Now you must be wondering, where did this sudden change come from? Which of the supplements have helped? Which doctor has cured this little boy with a poisoned brain?
There were bits and bobs put together that obviously have helped. But none to a normal standard, healthy-development level. So what happened, where did the ease come from?
It came directly the day I realised that nothing will help me if Allaah doesn’t wish it so, and nothing can harm us if Allaah protects us. Seems so obvious on the surface, yet the deeper you dig the more fascinated you become with your own link to the Creator! I have stopped stuffing him with supplements waiting for a miracle; instead I have begun taking little miracles for us by learning how to ask for them. I begged from Allaah, at all times during the day and night, for only He could help me to be a better and more patient mother; only He could help with my son’s moods; only He when cried to, could take my pain away …regardless of those close ones comparing my child with their own and feeling they are all something better because my test was harder than theirs!

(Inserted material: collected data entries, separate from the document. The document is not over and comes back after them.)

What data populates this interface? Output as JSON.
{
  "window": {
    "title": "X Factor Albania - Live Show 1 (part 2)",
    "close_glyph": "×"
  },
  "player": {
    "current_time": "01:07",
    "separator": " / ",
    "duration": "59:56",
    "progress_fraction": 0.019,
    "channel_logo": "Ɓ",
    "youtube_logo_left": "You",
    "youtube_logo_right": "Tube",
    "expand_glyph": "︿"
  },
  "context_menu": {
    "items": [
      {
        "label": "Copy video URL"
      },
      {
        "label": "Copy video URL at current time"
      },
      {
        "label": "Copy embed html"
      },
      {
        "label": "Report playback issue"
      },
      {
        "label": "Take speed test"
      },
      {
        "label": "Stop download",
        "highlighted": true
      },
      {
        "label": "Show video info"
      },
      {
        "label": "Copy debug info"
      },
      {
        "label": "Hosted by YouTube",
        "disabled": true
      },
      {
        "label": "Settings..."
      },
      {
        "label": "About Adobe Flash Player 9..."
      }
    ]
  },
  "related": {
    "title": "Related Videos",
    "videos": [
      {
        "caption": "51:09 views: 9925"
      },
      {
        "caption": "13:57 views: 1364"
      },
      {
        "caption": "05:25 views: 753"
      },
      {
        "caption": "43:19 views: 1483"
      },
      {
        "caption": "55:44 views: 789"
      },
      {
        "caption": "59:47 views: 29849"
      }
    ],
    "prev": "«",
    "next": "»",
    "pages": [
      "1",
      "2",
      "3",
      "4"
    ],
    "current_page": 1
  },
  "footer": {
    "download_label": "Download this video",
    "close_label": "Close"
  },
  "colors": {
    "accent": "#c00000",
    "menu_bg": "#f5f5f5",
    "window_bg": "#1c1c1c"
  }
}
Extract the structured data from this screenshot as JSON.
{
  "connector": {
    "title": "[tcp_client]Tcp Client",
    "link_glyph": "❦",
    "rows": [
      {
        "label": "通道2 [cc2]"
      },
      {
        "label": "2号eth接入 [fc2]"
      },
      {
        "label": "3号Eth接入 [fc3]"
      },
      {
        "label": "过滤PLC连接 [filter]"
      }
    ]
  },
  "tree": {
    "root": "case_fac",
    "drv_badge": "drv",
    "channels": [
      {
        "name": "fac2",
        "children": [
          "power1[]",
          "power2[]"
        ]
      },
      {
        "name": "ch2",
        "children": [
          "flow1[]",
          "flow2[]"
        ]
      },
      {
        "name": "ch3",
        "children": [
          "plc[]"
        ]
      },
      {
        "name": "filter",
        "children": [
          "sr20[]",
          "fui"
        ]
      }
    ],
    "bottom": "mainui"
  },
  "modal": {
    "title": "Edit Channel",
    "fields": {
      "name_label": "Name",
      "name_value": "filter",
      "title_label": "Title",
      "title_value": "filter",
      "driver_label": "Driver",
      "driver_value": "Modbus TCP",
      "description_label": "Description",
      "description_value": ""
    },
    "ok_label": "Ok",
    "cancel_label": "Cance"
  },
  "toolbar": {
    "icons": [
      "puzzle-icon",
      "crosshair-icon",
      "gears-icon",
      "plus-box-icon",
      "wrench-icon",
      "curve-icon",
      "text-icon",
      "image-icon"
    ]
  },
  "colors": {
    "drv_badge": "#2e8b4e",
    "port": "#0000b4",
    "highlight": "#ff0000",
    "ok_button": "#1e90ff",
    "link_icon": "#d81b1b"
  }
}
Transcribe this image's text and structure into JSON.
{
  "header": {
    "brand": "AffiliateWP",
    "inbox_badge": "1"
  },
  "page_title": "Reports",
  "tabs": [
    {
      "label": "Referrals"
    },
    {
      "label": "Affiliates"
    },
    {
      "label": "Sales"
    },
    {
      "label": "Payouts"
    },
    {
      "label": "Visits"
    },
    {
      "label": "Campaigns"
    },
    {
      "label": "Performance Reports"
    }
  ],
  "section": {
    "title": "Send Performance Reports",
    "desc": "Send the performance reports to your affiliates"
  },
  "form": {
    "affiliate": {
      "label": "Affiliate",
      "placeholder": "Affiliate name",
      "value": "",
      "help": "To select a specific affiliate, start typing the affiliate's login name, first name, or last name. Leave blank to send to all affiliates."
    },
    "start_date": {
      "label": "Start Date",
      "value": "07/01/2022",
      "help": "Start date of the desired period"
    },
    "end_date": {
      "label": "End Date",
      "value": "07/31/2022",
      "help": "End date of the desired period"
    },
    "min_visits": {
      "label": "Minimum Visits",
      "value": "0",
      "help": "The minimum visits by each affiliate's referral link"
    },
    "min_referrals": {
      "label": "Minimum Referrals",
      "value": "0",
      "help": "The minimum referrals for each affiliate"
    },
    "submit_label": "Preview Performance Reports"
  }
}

It doesn’t even hurt anymore, alhamdulillaah. Where before there were times when I would see a family of a mother and children chatting about the toys and sweets in a shop and break to pieces for the rest of the day, having compared them to the picture of me, fighting with my child to wait in the queue so that I can pay and leave the store. He would scream and kick, they would carry on with their normal lives. It used to kill me.
It doesn’t bother me anymore because I gained a link with my Lord that made me stronger; a link allowing me to be happy without depending for my happiness on other people, things or situations out of my control or out of my reach. I became happy with what I have. And if these hard moments overwhelm me every now and then, and I feel like I’ve had enough, I cry myself out on a prayer mat. Pain soon goes away and we carry on as normal.

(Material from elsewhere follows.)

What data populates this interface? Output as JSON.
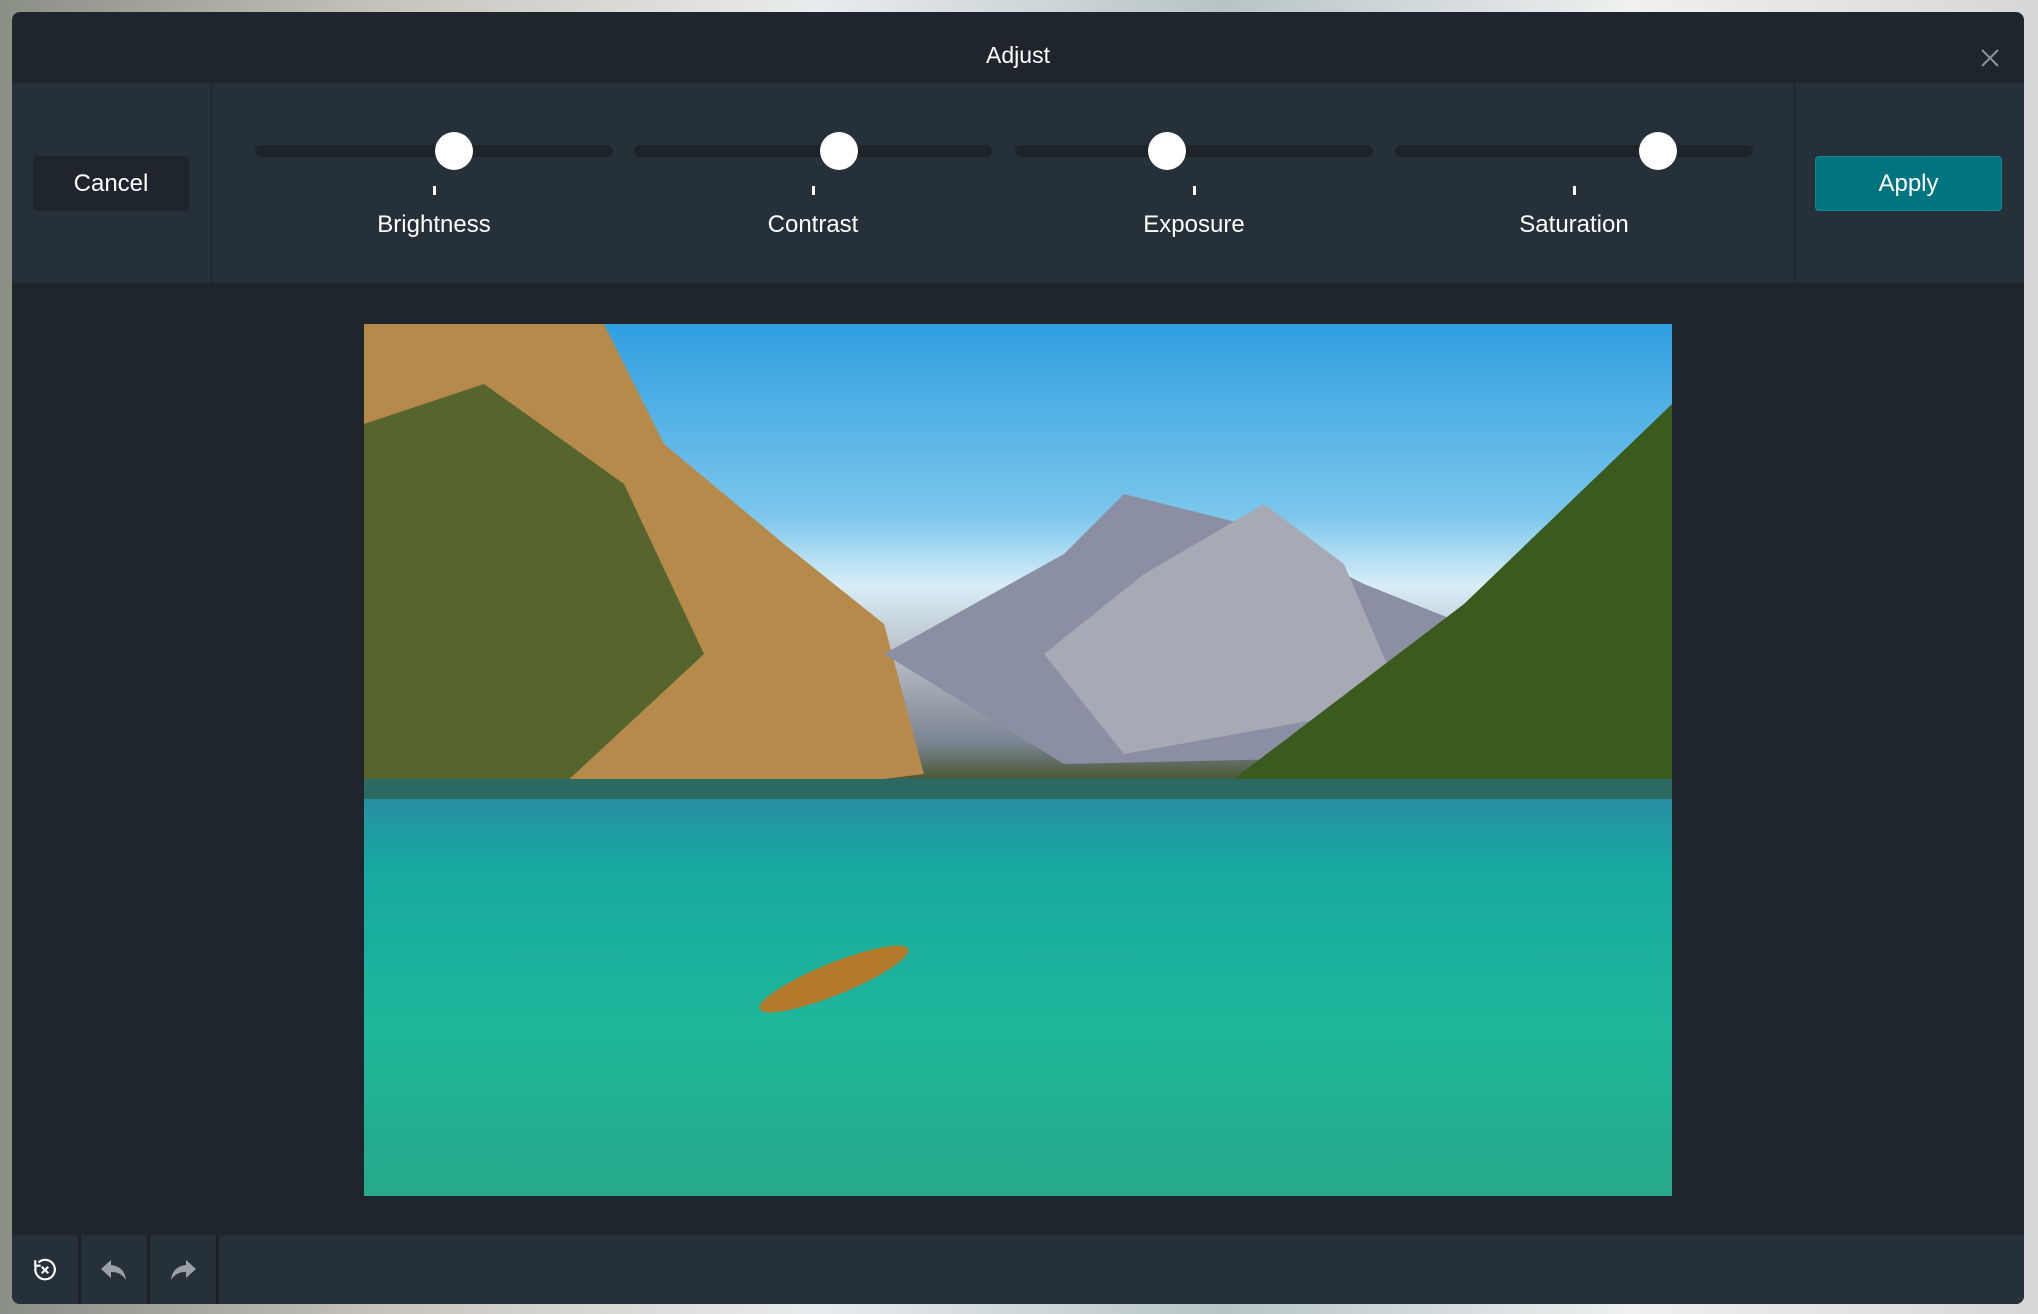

Perhaps I disliked something which was good for me.
It taught me patience, it became the means of countless hours of ibadah which wouldn’t even cross my mind in a stable situation. It became the means of rewards for my akhirah.

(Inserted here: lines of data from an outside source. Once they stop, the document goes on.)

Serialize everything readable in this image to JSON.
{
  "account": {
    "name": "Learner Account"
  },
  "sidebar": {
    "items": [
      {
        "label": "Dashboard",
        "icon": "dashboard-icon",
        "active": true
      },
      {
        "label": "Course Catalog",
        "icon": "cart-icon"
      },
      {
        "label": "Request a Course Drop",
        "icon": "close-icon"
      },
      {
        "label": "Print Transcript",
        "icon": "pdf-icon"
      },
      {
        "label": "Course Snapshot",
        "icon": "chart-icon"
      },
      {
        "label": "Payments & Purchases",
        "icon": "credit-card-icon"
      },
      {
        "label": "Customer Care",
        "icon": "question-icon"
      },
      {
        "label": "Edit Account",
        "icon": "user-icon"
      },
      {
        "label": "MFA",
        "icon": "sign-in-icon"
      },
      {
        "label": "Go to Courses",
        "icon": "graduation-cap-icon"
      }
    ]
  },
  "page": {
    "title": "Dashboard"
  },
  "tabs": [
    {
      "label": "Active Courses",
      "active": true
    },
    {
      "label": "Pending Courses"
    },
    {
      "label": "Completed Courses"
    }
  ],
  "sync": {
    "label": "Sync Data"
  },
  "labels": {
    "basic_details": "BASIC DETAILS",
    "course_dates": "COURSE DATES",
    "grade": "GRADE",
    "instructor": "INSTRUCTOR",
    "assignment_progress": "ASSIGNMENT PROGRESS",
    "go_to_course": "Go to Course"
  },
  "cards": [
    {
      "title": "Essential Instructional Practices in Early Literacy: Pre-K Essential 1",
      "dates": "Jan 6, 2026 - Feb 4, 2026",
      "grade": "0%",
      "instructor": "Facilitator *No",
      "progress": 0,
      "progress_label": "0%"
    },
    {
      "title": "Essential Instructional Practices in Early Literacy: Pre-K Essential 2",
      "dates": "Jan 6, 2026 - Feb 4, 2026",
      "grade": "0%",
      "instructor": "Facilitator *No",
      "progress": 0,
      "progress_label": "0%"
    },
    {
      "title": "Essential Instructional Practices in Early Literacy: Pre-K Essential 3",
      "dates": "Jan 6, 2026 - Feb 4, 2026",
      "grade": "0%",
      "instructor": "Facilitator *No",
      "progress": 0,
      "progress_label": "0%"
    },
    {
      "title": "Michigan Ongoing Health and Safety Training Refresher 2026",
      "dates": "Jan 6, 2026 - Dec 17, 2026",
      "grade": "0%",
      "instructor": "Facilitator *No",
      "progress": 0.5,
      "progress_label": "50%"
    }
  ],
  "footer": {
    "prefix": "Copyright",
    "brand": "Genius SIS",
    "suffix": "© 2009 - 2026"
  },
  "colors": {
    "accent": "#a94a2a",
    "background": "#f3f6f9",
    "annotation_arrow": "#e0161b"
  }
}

“There is nothing that befalls a believer, not even a thorn that pricks him, but Allaah will record a hasanah (good deed) for him thereby, or erase from him a sin.” (Muslim).
What about day-to-day stressful days, nights? What then about every moment outside of the house, suffering isolation, so much of the sacrifice I have to make simply because my child wasn’t able to cope?
I have stopped at last blaming myself and feeling like the worst mother in the world. I have stopped hating myself, my situation, anyone or anything. I have accepted it and learned to look at positives within it, and believe me I found quite few!
I know it will be worth it on the other side. In between, I keep praying for ease and thanking Allaah for this situation- perhaps it might be the only way for me to reach Jannah.
La hawla wa la quwwata illa billah. There is no might or power except with Allaah.
This duaa recited on a daily basis changed my life because it changed me. It strengthened my faith as it showed me quick results. I could never recommend it enough.
Autism has change my life and – especially – changed me. I gained patience and tolerance towards my circumstances without losing my mind over it; I gained the ability to be happy with what I have and what I don’t, because I no longer look at other people’s blessings (and envy it without realising they too are tested, just in other ways). My child’s illness has hugely contributed to the Muslimah I am today – a stronger, more grateful and happier-with-my-destiny one.
About the author:
I am Silesian, ex-language support worker, mother, revert, blogger. They call me a migrant but I disagree: I belong nowhere, interested in a never ending journey. Because a home is where the heart is.